O parágrafo acima poderia ser uma notinha no (raro) pé da página de ciência de um jornal, mas a descoberta é mais extraordinária do que parece. A descrição de uma espécie inédita no território japonês já seria um acontecimento, porque a flora da região não deveria mais ter segredos. A G. kuroshimensis não só foi um segredo muito bem-guardado pela natureza como vai fazer botânicos e micologistas quebrarem a cabeça.

A plantinha descoberta pelo prof. Suetsugu, da Universidade de Kobe, é minúscula e mais parece um fungo: amarronzada, cresce escondida debaixo das folhas caídas no solo, não faz fotossíntese e suas flores não se abrem. Ela só se torna um pouco mais visível durante o surgimento das flores, que aparecem em meio ao folharal. Extremamente raro e pouco estudado, esse tipo de vegetal é conhecido como planta não-fotossintética micorrizal ou, para ser mais breve, planta micoheterotrófica.

Mico-o-quê? Cleisto-o-quê?

Isso quer dizer que a G. kuroshimensis nutre-se não da luz do sol, mas dos fungos que hospeda. Mais estranho ainda é que suas flores não desabrocham, um fenômeno conhecido como cleistogamia. A cleistogamia ocorre em plantas que dão botões fechados nos quais acontece um processo de auto-fertilização.
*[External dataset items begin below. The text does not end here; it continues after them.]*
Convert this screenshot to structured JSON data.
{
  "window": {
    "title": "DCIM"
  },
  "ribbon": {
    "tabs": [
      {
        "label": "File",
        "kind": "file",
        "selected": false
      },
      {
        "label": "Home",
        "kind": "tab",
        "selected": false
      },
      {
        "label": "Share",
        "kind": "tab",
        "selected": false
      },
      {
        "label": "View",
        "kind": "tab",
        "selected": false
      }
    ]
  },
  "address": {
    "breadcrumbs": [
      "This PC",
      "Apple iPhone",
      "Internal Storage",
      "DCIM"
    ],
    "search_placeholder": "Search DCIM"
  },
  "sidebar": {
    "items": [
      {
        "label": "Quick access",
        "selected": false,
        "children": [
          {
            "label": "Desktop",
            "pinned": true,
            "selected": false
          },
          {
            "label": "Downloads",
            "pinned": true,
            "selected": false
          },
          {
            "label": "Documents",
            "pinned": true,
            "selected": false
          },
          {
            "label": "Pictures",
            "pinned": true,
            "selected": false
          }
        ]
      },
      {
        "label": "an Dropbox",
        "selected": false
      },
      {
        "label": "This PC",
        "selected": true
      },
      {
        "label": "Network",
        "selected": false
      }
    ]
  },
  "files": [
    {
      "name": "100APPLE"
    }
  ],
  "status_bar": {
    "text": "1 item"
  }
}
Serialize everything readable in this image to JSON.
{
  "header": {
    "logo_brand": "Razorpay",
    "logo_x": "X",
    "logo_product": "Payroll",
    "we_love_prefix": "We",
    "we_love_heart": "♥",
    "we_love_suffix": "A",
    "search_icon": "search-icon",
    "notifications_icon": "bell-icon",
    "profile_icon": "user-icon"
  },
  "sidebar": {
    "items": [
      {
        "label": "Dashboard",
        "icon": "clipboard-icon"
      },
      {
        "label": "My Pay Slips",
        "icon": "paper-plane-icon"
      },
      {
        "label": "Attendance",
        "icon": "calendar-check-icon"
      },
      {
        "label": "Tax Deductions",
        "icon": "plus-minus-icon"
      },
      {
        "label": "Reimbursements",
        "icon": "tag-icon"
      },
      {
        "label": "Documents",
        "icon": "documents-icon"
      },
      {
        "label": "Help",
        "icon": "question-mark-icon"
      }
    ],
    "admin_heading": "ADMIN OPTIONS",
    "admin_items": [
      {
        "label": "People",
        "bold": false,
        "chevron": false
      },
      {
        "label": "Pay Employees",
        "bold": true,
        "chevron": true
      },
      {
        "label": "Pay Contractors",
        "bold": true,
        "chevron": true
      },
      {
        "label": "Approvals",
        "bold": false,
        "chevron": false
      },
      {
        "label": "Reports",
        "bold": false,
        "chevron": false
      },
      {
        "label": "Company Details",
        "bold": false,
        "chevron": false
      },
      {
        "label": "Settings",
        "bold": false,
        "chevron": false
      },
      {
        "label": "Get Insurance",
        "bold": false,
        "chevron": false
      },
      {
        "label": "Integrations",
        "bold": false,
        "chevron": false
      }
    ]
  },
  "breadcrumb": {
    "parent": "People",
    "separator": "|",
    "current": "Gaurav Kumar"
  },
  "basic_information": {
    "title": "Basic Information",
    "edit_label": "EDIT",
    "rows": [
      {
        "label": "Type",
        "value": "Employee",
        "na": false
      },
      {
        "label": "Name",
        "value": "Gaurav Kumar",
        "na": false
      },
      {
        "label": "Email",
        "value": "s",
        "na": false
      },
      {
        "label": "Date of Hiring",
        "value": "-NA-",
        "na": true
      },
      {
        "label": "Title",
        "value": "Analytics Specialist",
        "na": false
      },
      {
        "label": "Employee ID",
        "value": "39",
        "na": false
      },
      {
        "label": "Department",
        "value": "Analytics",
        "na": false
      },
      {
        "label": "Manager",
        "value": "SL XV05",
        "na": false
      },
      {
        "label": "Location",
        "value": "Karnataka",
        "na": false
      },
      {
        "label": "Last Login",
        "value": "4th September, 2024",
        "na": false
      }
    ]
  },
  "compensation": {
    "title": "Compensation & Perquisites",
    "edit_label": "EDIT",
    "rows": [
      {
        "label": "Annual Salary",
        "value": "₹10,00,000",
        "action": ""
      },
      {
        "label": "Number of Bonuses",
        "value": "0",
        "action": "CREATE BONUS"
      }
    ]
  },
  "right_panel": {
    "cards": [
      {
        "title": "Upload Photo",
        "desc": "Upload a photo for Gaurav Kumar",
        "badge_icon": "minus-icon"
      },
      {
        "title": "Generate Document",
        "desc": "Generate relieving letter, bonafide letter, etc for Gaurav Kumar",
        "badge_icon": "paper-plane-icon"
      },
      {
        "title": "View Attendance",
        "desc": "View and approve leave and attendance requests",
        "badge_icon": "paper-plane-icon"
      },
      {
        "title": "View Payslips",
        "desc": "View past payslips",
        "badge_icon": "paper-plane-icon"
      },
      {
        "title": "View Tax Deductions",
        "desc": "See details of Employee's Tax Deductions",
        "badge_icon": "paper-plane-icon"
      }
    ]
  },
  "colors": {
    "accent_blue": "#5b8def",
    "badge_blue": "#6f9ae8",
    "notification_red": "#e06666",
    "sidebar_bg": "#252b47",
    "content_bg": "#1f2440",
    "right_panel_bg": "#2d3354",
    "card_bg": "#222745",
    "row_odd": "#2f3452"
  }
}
Esse mecanismo de reprodução tem intrigado os cientistas desde os tempos de Darwin.

No rés do chão da floresta, flores cleistogâmicas fazem sentido: sem a necessidade de serem grandes, vistosas ou cheirosas, elas exigem menos recursos, o que também descarta a dependência de polinizadores. Sem a necessidade de flores abertas, a planta pode devotar seus limitados recursos à criação de sementes mais resistentes, capazes de sobreviver e brotar na escuridão do térreo das florestas.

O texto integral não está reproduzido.